Comment qualifieriez-vous votre travail ?

C’est un travail de conception en mécanique, et plus exactement en mécanique d’art. C’est à dire exprimer quelque chose de l’ordre du culturel tout en obéissant aux règles fondamentales et incontournables de la mécanique. Mon expérience aujourd’hui me permet enfin d’exprimer, au travers de la mécanique, les sensations et les utopies qui résultent de toute une existence.

D’où vous vient l’inspiration pour vos créations ?

J’ai eu la chance de vivre mes 20 ans dans une période de relative insouciance, aujourd’hui cette insouciance nous coûte cher, l’avenir est incertain. Et j’éprouve le besoin de soutenir les jeunes générations face aux problèmes climatiques. Quel sens peut avoir une vie si ce n’est de préparer l’arrivée de nos successeurs ?

Pouvez-vous justement me parler de l’association l’Horloge qui Penche ?

Le but de l’association est, dans un premier temps, de créer une horloge très particulière dont le mécanisme est une métaphore de notre société. C’est-à-dire un mécanisme high-tech, sophistiqué, avec des rouages et des éléments qui sont toujours en mouvement comme notre monde d’aujourd’hui, extrêmement actif voire fébrile parfois. Ce mécanisme sera placé à l’intérieur d’une poutre en acier rouillé, prise dans un bloc de béton. Cette poutre penche pour indiquer la fragilité de tout notre système face aux changements climatiques. L’idée est de créer cet objet qui soit le vecteur de notre communication lors d’expositions. Aujourd’hui, on sait qu’on l’exposera au Musée du Temps à Besançon, au Musée International d’Horlogerie à la Chaux-de-Fonds, et on cherche d’autres lieux. On souhaite créer des événements pour présenter des conférences avec une vision positive porteuse de propositions d’avenir envisageables pour les futures générations. La finalité de « l’Horloge qui Penche » est d’impliquer dans le projet des partenaires industriels et bénévoles pour produire cette œuvre.

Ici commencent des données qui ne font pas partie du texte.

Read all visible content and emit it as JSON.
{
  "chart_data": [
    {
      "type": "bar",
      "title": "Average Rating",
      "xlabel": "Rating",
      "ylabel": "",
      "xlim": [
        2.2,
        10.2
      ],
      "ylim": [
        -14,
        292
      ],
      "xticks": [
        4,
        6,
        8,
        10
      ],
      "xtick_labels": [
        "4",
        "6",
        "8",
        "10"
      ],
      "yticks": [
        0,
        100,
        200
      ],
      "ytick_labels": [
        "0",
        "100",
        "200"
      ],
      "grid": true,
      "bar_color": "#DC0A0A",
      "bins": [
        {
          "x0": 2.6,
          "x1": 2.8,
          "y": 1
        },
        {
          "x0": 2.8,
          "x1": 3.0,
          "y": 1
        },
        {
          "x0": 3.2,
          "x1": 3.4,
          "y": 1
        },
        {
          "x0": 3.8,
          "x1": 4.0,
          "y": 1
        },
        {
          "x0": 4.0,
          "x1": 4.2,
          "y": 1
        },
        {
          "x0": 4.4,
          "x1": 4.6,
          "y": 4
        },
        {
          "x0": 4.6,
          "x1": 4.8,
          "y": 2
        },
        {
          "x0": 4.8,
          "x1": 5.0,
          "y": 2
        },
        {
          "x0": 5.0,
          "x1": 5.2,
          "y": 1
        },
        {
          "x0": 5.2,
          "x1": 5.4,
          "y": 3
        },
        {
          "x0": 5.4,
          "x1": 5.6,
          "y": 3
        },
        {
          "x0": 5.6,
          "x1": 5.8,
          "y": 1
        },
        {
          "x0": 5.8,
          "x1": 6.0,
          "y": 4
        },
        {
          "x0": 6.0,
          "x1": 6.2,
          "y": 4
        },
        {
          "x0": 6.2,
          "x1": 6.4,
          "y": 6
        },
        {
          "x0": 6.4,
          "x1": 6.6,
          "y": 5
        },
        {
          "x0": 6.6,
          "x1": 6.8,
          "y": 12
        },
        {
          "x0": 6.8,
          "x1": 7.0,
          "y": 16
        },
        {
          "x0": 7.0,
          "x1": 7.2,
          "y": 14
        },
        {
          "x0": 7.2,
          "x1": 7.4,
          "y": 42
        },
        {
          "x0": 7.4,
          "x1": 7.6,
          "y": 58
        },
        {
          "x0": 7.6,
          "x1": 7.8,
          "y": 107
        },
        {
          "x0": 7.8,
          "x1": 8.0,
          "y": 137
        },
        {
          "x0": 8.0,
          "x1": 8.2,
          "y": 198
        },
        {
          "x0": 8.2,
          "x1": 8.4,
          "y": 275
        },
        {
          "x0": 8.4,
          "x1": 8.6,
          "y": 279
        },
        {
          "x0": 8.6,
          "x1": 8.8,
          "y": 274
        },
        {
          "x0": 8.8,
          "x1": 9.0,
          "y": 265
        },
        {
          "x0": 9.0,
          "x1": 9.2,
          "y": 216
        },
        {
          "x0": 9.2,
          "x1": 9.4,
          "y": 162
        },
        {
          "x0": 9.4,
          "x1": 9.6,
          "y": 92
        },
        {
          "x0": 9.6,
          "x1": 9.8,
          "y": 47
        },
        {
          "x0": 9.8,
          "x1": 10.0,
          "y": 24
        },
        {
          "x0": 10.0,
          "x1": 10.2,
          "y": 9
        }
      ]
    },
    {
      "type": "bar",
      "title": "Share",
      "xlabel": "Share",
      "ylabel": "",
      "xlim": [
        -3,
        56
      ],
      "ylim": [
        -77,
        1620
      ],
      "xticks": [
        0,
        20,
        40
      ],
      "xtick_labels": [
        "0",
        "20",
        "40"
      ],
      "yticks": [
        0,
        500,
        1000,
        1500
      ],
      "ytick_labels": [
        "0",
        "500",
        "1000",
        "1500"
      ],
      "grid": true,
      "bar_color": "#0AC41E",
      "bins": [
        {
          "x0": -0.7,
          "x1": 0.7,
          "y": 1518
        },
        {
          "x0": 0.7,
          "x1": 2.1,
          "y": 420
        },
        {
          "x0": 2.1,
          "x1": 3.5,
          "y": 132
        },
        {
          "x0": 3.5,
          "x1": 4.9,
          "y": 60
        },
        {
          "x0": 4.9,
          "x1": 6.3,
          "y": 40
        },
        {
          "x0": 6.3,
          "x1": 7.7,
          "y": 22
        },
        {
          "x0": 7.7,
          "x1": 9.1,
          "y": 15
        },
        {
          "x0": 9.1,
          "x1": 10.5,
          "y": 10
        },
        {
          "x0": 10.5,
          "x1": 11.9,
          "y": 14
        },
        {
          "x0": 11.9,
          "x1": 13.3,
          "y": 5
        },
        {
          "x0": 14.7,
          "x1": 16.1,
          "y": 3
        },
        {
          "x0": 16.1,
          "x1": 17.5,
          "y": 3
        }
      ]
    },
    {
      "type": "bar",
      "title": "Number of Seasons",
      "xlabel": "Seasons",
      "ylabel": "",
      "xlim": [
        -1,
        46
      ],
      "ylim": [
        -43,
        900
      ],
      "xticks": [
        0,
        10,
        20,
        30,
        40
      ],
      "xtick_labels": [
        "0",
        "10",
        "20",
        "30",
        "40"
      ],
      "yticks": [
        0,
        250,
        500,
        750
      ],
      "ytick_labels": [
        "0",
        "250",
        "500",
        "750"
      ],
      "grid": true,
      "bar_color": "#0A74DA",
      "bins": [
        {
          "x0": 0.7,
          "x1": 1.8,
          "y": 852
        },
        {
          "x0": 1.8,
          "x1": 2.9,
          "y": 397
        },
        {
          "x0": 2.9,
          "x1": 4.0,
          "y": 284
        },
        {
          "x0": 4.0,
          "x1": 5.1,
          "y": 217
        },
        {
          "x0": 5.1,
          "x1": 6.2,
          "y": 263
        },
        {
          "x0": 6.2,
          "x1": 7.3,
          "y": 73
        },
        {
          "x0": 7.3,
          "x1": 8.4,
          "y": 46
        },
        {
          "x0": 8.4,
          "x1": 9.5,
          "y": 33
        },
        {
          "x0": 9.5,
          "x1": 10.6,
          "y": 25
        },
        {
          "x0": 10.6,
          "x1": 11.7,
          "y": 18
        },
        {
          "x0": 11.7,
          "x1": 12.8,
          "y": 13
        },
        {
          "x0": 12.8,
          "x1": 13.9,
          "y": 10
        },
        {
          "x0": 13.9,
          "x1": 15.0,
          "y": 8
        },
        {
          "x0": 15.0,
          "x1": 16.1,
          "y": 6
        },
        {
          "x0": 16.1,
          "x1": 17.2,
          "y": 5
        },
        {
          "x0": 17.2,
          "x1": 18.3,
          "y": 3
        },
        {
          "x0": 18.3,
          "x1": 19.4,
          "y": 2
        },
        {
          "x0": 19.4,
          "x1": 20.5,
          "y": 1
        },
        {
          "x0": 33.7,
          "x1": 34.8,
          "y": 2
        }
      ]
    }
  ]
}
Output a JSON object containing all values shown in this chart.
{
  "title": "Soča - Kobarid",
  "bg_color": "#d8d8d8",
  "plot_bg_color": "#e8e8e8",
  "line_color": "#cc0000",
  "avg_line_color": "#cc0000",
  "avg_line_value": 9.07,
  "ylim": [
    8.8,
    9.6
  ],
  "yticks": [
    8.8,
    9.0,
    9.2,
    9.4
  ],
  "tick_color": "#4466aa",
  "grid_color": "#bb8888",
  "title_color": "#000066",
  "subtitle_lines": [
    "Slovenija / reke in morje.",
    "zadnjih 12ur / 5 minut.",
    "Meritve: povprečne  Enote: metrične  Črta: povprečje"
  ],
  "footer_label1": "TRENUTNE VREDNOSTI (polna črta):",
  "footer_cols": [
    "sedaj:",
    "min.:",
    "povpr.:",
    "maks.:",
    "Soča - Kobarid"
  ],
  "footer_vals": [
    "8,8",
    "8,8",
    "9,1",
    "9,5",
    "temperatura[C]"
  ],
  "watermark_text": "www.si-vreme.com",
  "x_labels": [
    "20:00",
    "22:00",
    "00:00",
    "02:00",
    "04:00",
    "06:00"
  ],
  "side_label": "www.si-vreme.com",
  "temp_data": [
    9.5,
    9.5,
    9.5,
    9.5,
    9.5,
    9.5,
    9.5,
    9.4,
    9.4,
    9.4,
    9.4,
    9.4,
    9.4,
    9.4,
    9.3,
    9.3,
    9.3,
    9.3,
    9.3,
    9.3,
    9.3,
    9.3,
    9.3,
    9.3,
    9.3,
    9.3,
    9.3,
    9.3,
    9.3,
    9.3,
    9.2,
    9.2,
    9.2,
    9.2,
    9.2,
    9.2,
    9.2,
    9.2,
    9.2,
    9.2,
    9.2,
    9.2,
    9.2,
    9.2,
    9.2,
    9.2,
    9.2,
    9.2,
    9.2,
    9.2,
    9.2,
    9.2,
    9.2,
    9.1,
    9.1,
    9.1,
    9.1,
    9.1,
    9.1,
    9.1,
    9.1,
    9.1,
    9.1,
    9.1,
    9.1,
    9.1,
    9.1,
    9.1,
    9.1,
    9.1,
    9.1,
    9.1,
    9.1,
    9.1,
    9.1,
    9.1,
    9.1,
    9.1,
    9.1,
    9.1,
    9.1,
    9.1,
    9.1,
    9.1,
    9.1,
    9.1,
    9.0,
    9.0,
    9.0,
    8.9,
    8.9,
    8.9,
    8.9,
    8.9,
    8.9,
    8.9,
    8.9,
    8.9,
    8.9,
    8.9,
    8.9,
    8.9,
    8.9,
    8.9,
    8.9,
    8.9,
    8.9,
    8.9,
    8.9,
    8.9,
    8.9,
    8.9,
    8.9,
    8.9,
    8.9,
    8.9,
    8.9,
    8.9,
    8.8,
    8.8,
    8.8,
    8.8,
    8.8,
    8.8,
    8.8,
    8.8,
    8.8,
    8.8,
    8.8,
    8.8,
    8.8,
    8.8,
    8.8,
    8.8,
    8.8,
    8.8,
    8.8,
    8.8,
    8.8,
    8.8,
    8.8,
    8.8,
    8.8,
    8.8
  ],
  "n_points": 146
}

L’Horloge qui Penche est-elle une œuvre unique ?

Le concept est unique et comporte plusieurs solutions techniques originales. Cependant notre ambition est de créer au moins cinq horloges que l’on pourrait installer sur chaque continent. Compte tenu de l’importance de la mécanique d’art dans nos régions avec l’inscription des savoir-faire en mécanique horlogère et mécanique d’art sur la liste représentative du Patrimoine Culturel Immatériel de l’humanité par l’UNESCO, il serait possible de faire deux horloges en Europe : une en Suisse et une en France pour bien marquer cet aspect transfrontalier et ancrer la mécanique d’art dans l’Arc jurassien.

En quelques mots, comment caractériseriez-vous ce projet ?

Cinq mots nous guident. En tout premier, la bienveillance envers les jeunes générations. Ensuite, la convivance, une notion qui me plait beaucoup, c’est accepter d’autres regards, d’autres visions, dans un enrichissement permanent. Il y a aussi la notion de la rencontre, lorsque l’on met des personnes les unes avec les autres il se passe toujours quelque chose d’imprévu et d’extraordinaire. La quatrième est une notion très particulière que j’ai appelé émulation heureuse. Dans ce monde, je voudrais que ce projet ne soit pas une compétition entre les partenaires, mais une compétition pour faire le plus bel objet possible. La dernière idée à laquelle je tiens beaucoup, c’est la créativité : pour faire face aux problèmes, il faut faire preuve de créativité. C’est aussi ce qui existe dans le mécanisme, il est très original, très particulier.

En tant qu’horloger français en Suisse, partisan de la rencontre et de la collaboration, de quel œil voyez-vous le partenariat horloger franco-suisse ?

Construire une mécanique d’art ou une Utopie, ce qui compte c’est avec qui on la réalise et que le chemin soit beau.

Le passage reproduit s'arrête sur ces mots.